Igor Fernández
PSICOLOGÍA

Depositarios

Alas personas nos encanta el determinismo en general, nos gusta poder trazar causalidades entre acontecimientos, externos e internos y, sin duda, nos encanta porque esa ilusión –las más de las veces–, cubre una necesidad muy importante para mantener nuestra estabilidad mental en general: la necesidad de predecir. De hecho, es dicha necesidad la que alimenta la experimentación científica en busca de certezas.

Al mismo tiempo que tratamos de entender y predecir el mundo exterior, también tratamos de dar un sentido de continuidad a nuestro mundo interior, a nuestra historia, y, con ella, trazar una línea coherente hacia adelante. Tratamos de cohesionar los aspectos de nosotros, de nosotras, que vivimos como fragmentados, incoherentes, o desfasados, aquellos aspectos que escapan a nuestro análisis racional en un primer momento pero que, aún así, forman parte de nuestra naturaleza y nuestro comportamiento e identificamos como propios.

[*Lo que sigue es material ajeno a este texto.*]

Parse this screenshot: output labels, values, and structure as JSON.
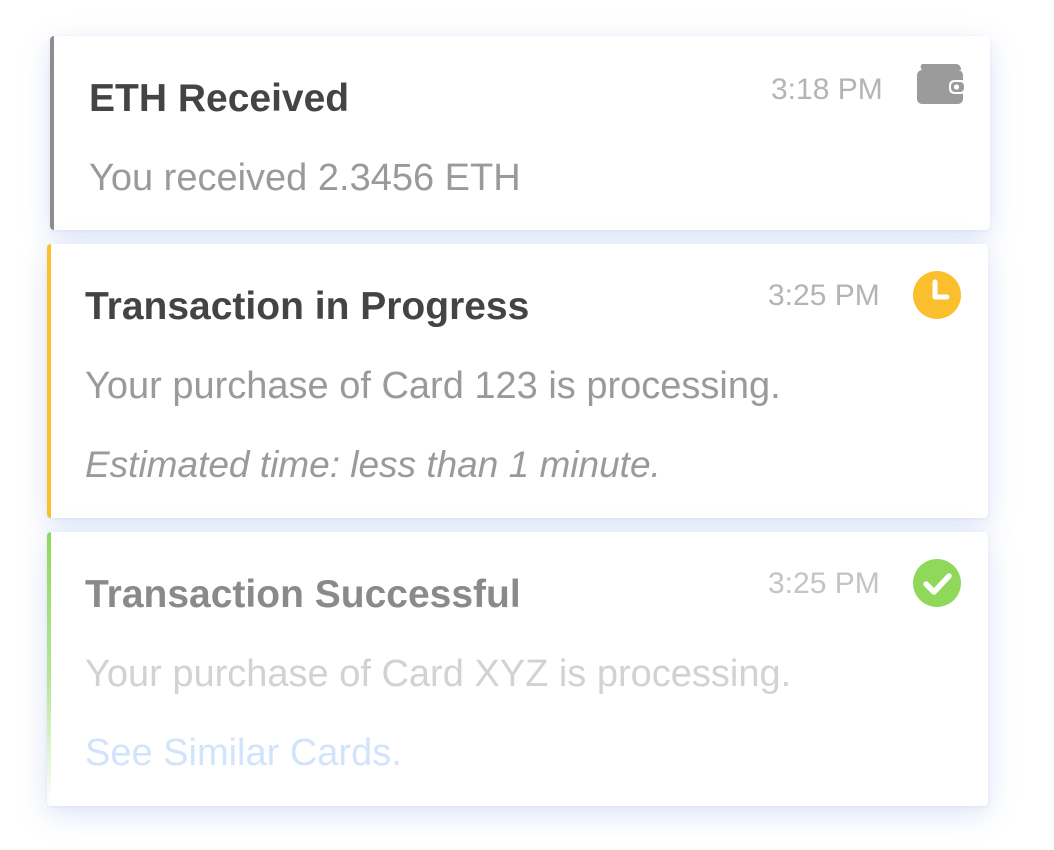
{
  "notifications": [
    {
      "title": "ETH Received",
      "time": "3:18 PM",
      "message": "You received 2.3456 ETH",
      "icon": "wallet-icon",
      "accent_color": "#8e8e8e",
      "icon_color": "#9b9b9b"
    },
    {
      "title": "Transaction in Progress",
      "time": "3:25 PM",
      "message": "Your purchase of Card 123 is processing.",
      "note": "Estimated time: less than 1 minute.",
      "icon": "clock-icon",
      "accent_color": "#fbbf2e",
      "icon_color": "#fbbf2e"
    },
    {
      "title": "Transaction Successful",
      "time": "3:25 PM",
      "message": "Your purchase of Card XYZ is processing.",
      "link": "See Similar Cards.",
      "icon": "check-circle-icon",
      "accent_color": "#8fd85a",
      "icon_color": "#8fd85a"
    }
  ]
}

Es habitual que, en esta búsqueda de sentido, echemos la vista atrás, recopilando datos históricos, relacionales, propios y ajenos pero cercanos, que construyan una narración coherente entre quienes somos y quienes fuimos, entre lo que hoy hacemos e hicimos –o hicieron con nosotros, con nosotras– en el pasado. Vemos entonces estos aspectos de la identidad actual como un resultado de lo vivido, pero como uno lógico, inevitable, reactivo. «Me pasó tal cosa, entonces es lógico que ahora piense así...», y, a pesar de que este pensamiento nos alivia al desplazar parte de la responsabilidad, también nos atrapa en un reduccionismo del que es difícil salir a la búsqueda de opciones, sin negar la mayor, sin, en cierto modo, separarse del legado depositado, desafiarlo, cambiarlo.

Algo análogo puede decirse que sucede con nuestra alimentación: cuando nos alimentamos, inevitablemente necesitamos “destruir” el alimento para extraer lo que nos sirve y desechar el resto. Esta imagen puede servir para ilustrar quizá uno de los principales obstáculos a la hora de cambiar algo propio, incluso aunque esto haya dejado de funcionar, ya que, en cierto modo, para avanzar tenemos que deshacernos de algo que nos ha sido dado –bien sea directamente por otros o por la propia experiencia con el mundo externo–, en principio como algo valioso, o quizá como la única opción disponible.

Los que vienen antes que nosotros, que nosotras, nos ofrecen lo que tienen, su propia síntesis de lo que a ellos les dieron, que llega hasta hoy generalmente con sustanciales cambios, con esa “digestión” hecha con sus aportaciones. Probablemente, a la hora de crecer, de avanzar, nadie pueda librarse de esta separación con lo anterior llegado el momento, de la orfandad que deja rechazar la integridad de lo que se nos da para añadir la propia manera, de la negación de lo que a otros tanto esfuerzo les costó, pero que hoy nos es útil solo en parte.

Quizá la evolución también vaya de eso, de descartar en parte, con mayor o menor acierto, lo que nos llega como inmutable e inevitable, y asumir la sensación de vacío temporal hasta que la propia síntesis vaya asentándose, y por tanto, hasta que vayamos poco a poco sintiéndonos seguros, seguras, con nuestra propia manera de hacer las cosas. Y sospecho que, justo en ese momento, los siguientes empiezan a llegar, y sospecho que, con el mismo entusiasmo con el que llegamos a conclusiones sobre “cómo es la vida”, empezamos a transmitir una síntesis que, al transmitirla, en parte ya empieza a quedarse obsoleta.